Aku tidak bisa menyangkal bahwa Kaoru adalah gadis yang luar biasa. Dia tidak hanya luar biasa cantik, tetapi juga dikagumi banyak orang karena kepribadiannya yang baik. Namun, kelas di SMA Petualang dipenuhi gadis-gadis cantik dan pria-pria tampan. Karena dunia ini berasal dari sebuah permainan, mereka lebih mengutamakan kemampuan dalam memilih pasangan daripada sekadar penampilan. Strategi terbaikku adalah menemukan gadis baik-baik yang bisa menerima diriku, sambil berusaha keras untuk menjadi lebih bugar dan meningkatkan levelku.
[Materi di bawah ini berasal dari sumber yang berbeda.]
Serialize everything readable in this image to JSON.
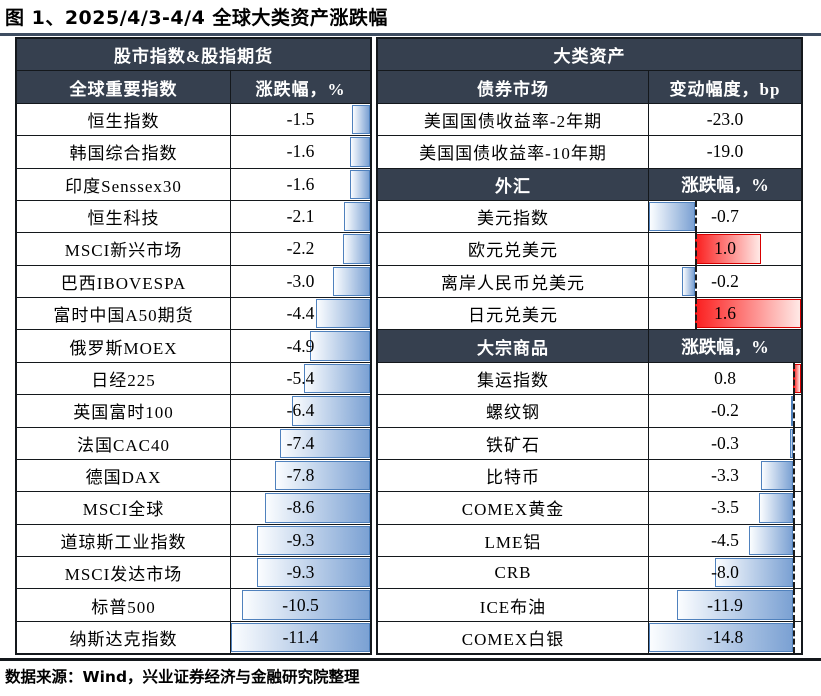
{
  "title": "图 1、2025/4/3-4/4 全球大类资产涨跌幅",
  "footer": "数据来源：Wind，兴业证券经济与金融研究院整理",
  "colors": {
    "header_bg": "#36404f",
    "bar_blue": "#7ba1d3",
    "bar_blue_border": "#4f81bd",
    "bar_red": "#fb1f1f",
    "bar_red_border": "#d80000",
    "title_rule": "#3e4d61",
    "grid": "#14181c"
  },
  "left_table": {
    "group_header": "股市指数&股指期货",
    "col_headers": [
      "全球重要指数",
      "涨跌幅，%"
    ],
    "scale": {
      "min": -11.4,
      "max": 0,
      "show_axis": false
    },
    "rows": [
      {
        "label": "恒生指数",
        "value": -1.5,
        "display": "-1.5"
      },
      {
        "label": "韩国综合指数",
        "value": -1.6,
        "display": "-1.6"
      },
      {
        "label": "印度Senssex30",
        "value": -1.6,
        "display": "-1.6"
      },
      {
        "label": "恒生科技",
        "value": -2.1,
        "display": "-2.1"
      },
      {
        "label": "MSCI新兴市场",
        "value": -2.2,
        "display": "-2.2"
      },
      {
        "label": "巴西IBOVESPA",
        "value": -3.0,
        "display": "-3.0"
      },
      {
        "label": "富时中国A50期货",
        "value": -4.4,
        "display": "-4.4"
      },
      {
        "label": "俄罗斯MOEX",
        "value": -4.9,
        "display": "-4.9"
      },
      {
        "label": "日经225",
        "value": -5.4,
        "display": "-5.4"
      },
      {
        "label": "英国富时100",
        "value": -6.4,
        "display": "-6.4"
      },
      {
        "label": "法国CAC40",
        "value": -7.4,
        "display": "-7.4"
      },
      {
        "label": "德国DAX",
        "value": -7.8,
        "display": "-7.8"
      },
      {
        "label": "MSCI全球",
        "value": -8.6,
        "display": "-8.6"
      },
      {
        "label": "道琼斯工业指数",
        "value": -9.3,
        "display": "-9.3"
      },
      {
        "label": "MSCI发达市场",
        "value": -9.3,
        "display": "-9.3"
      },
      {
        "label": "标普500",
        "value": -10.5,
        "display": "-10.5"
      },
      {
        "label": "纳斯达克指数",
        "value": -11.4,
        "display": "-11.4"
      }
    ]
  },
  "right_table": {
    "group_header": "大类资产",
    "sections": [
      {
        "header": "债券市场",
        "value_header": "变动幅度，bp",
        "bars": false,
        "scale": null,
        "rows": [
          {
            "label": "美国国债收益率-2年期",
            "value": -23.0,
            "display": "-23.0"
          },
          {
            "label": "美国国债收益率-10年期",
            "value": -19.0,
            "display": "-19.0"
          }
        ]
      },
      {
        "header": "外汇",
        "value_header": "涨跌幅，%",
        "bars": true,
        "scale": {
          "min": -0.7,
          "max": 1.6,
          "show_axis": true
        },
        "rows": [
          {
            "label": "美元指数",
            "value": -0.7,
            "display": "-0.7"
          },
          {
            "label": "欧元兑美元",
            "value": 1.0,
            "display": "1.0"
          },
          {
            "label": "离岸人民币兑美元",
            "value": -0.2,
            "display": "-0.2"
          },
          {
            "label": "日元兑美元",
            "value": 1.6,
            "display": "1.6"
          }
        ]
      },
      {
        "header": "大宗商品",
        "value_header": "涨跌幅，%",
        "bars": true,
        "scale": {
          "min": -14.8,
          "max": 0.8,
          "show_axis": true
        },
        "rows": [
          {
            "label": "集运指数",
            "value": 0.8,
            "display": "0.8"
          },
          {
            "label": "螺纹钢",
            "value": -0.2,
            "display": "-0.2"
          },
          {
            "label": "铁矿石",
            "value": -0.3,
            "display": "-0.3"
          },
          {
            "label": "比特币",
            "value": -3.3,
            "display": "-3.3"
          },
          {
            "label": "COMEX黄金",
            "value": -3.5,
            "display": "-3.5"
          },
          {
            "label": "LME铝",
            "value": -4.5,
            "display": "-4.5"
          },
          {
            "label": "CRB",
            "value": -8.0,
            "display": "-8.0"
          },
          {
            "label": "ICE布油",
            "value": -11.9,
            "display": "-11.9"
          },
          {
            "label": "COMEX白银",
            "value": -14.8,
            "display": "-14.8"
          }
        ]
      }
    ]
  },
  "chart_data": [
    {
      "type": "bar",
      "title": "股市指数&股指期货 — 全球重要指数",
      "ylabel": "涨跌幅，%",
      "categories": [
        "恒生指数",
        "韩国综合指数",
        "印度Senssex30",
        "恒生科技",
        "MSCI新兴市场",
        "巴西IBOVESPA",
        "富时中国A50期货",
        "俄罗斯MOEX",
        "日经225",
        "英国富时100",
        "法国CAC40",
        "德国DAX",
        "MSCI全球",
        "道琼斯工业指数",
        "MSCI发达市场",
        "标普500",
        "纳斯达克指数"
      ],
      "values": [
        -1.5,
        -1.6,
        -1.6,
        -2.1,
        -2.2,
        -3.0,
        -4.4,
        -4.9,
        -5.4,
        -6.4,
        -7.4,
        -7.8,
        -8.6,
        -9.3,
        -9.3,
        -10.5,
        -11.4
      ],
      "xlim": [
        -11.4,
        0
      ]
    },
    {
      "type": "bar",
      "title": "大类资产 — 债券市场",
      "ylabel": "变动幅度，bp",
      "categories": [
        "美国国债收益率-2年期",
        "美国国债收益率-10年期"
      ],
      "values": [
        -23.0,
        -19.0
      ]
    },
    {
      "type": "bar",
      "title": "大类资产 — 外汇",
      "ylabel": "涨跌幅，%",
      "categories": [
        "美元指数",
        "欧元兑美元",
        "离岸人民币兑美元",
        "日元兑美元"
      ],
      "values": [
        -0.7,
        1.0,
        -0.2,
        1.6
      ],
      "xlim": [
        -0.7,
        1.6
      ]
    },
    {
      "type": "bar",
      "title": "大类资产 — 大宗商品",
      "ylabel": "涨跌幅，%",
      "categories": [
        "集运指数",
        "螺纹钢",
        "铁矿石",
        "比特币",
        "COMEX黄金",
        "LME铝",
        "CRB",
        "ICE布油",
        "COMEX白银"
      ],
      "values": [
        0.8,
        -0.2,
        -0.3,
        -3.3,
        -3.5,
        -4.5,
        -8.0,
        -11.9,
        -14.8
      ],
      "xlim": [
        -14.8,
        0.8
      ]
    }
  ]
}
Sosok yang terlintas di benakku adalah gadis yang kelak menjadi ketua OSIS. Dia adalah heroine favoritku dalam permainan, dan gagasan untuk mengejarnya cukup menarik. Singkatnya, dia bijaksana, cantik, kaya raya, dan anggota keluarga bangsawan. Selain itu, dia menginginkan suami yang merupakan petualang hebat, tanpa peduli seperti apa penampilannya, bagaimana sikapnya, atau seberapa rendah status kelahirannya. Dengan kata lain, dia adalah target utama bagi seorang pemburu harta, dan juga harapan terbaik Piggy untuk mendapatkan pasangan meskipun memiliki begitu banyak kekurangan.
Aku belum bertemu dengannya, tetapi aku berharap segera mendapat kesempatan agar otak Piggy bisa melihatnya langsung.